Though it is difficult to comprehend that a deception on such a grand scale, as Ball projects, could occur, he cites history to explain how the scientific method was bypassed and perverted. "We don't just suddenly arrive at situations unless it is pure catastrophe," he writes. "There is always a history, and the current situation can be understood when it is placed in context."
In "The Deliberate Corruption of Climate Science," Ball takes the reader through history and paints a picture based on the work of thought leaders in their day such as Thomas Malthus, The Club of Rome, Paul Erlich, Maurice Strong, and John Holdren. Their collective ideas lead to an anti-development mindset. As a result, Ball says "Politics and emotion overtook science and logic."
Ball states "In the political climate engendered by environmentalism and its exploitation, some demand a new world order and they believe this can be achieved by shutting down the industrialized nations." He cites Strong, a senior member of The Club of Rome, who in 1990 asked: "What if a small group of these world leaders were to conclude the principal risk to the earth comes from the actions of rich countries?" A year later, The Club of Rome released a report, The First Global Revolution, in which the authors state, "In searching for a common enemy against whom we can unite, we came up with the idea that pollution, the threat of global warming, water shortages, famine and the like, would fit the bill. ... The real enemy then is humanity itself."
Ball concludes, "Because they applied politics to science they perverted the scientific method by proving their hypothesis to predetermine the result." The results? "The sad truth is none of the energy and economic policies triggered by the demonization of CO2 were necessary."
Obama said, "Scientists have long established that the world needs to fight climate change." Yes, some have — many for reasons Ball outlines.
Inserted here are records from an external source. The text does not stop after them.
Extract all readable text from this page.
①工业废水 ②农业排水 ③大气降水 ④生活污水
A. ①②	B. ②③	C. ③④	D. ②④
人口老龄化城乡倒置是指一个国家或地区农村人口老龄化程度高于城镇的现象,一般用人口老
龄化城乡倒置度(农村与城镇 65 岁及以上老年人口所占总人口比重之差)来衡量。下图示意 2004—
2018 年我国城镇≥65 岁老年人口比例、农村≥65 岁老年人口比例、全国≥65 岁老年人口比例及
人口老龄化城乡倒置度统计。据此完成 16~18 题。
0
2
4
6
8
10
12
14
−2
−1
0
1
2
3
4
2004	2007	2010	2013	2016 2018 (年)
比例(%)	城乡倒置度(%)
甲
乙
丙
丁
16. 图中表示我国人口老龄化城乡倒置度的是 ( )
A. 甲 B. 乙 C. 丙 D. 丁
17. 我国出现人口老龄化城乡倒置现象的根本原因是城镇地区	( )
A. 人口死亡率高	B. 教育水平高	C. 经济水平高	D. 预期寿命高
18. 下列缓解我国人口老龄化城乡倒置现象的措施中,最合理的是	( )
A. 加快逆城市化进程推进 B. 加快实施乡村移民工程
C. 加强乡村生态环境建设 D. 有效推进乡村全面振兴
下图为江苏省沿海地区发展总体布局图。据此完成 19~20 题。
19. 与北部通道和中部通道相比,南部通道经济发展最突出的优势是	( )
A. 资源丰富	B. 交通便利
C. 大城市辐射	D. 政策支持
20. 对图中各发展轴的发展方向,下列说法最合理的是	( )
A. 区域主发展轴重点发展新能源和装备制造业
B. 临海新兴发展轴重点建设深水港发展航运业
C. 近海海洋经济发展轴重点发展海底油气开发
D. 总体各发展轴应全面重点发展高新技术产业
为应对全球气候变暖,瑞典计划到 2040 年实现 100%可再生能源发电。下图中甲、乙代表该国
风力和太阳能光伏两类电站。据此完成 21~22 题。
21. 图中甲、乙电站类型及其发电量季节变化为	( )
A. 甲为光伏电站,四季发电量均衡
But, surely not all. Next month, hundreds of scientists, policy analysts and thought leaders who don't agree with the president's statement (including Ball and myself), will gather together for the Ninth International Conference on Climate Change. There, they won't all agree on the reasons, but they'll discuss and debate why each believes climate change is not a man-caused crisis. In real science, debate is welcome.
The computer models used to produce the scientific evidence and to provide legitimacy in support of the political agenda have a record of failed projections that would have doomed any other area of research and policy. Ball points out, "It is time to expose their failures to the public before their work does too much more damage."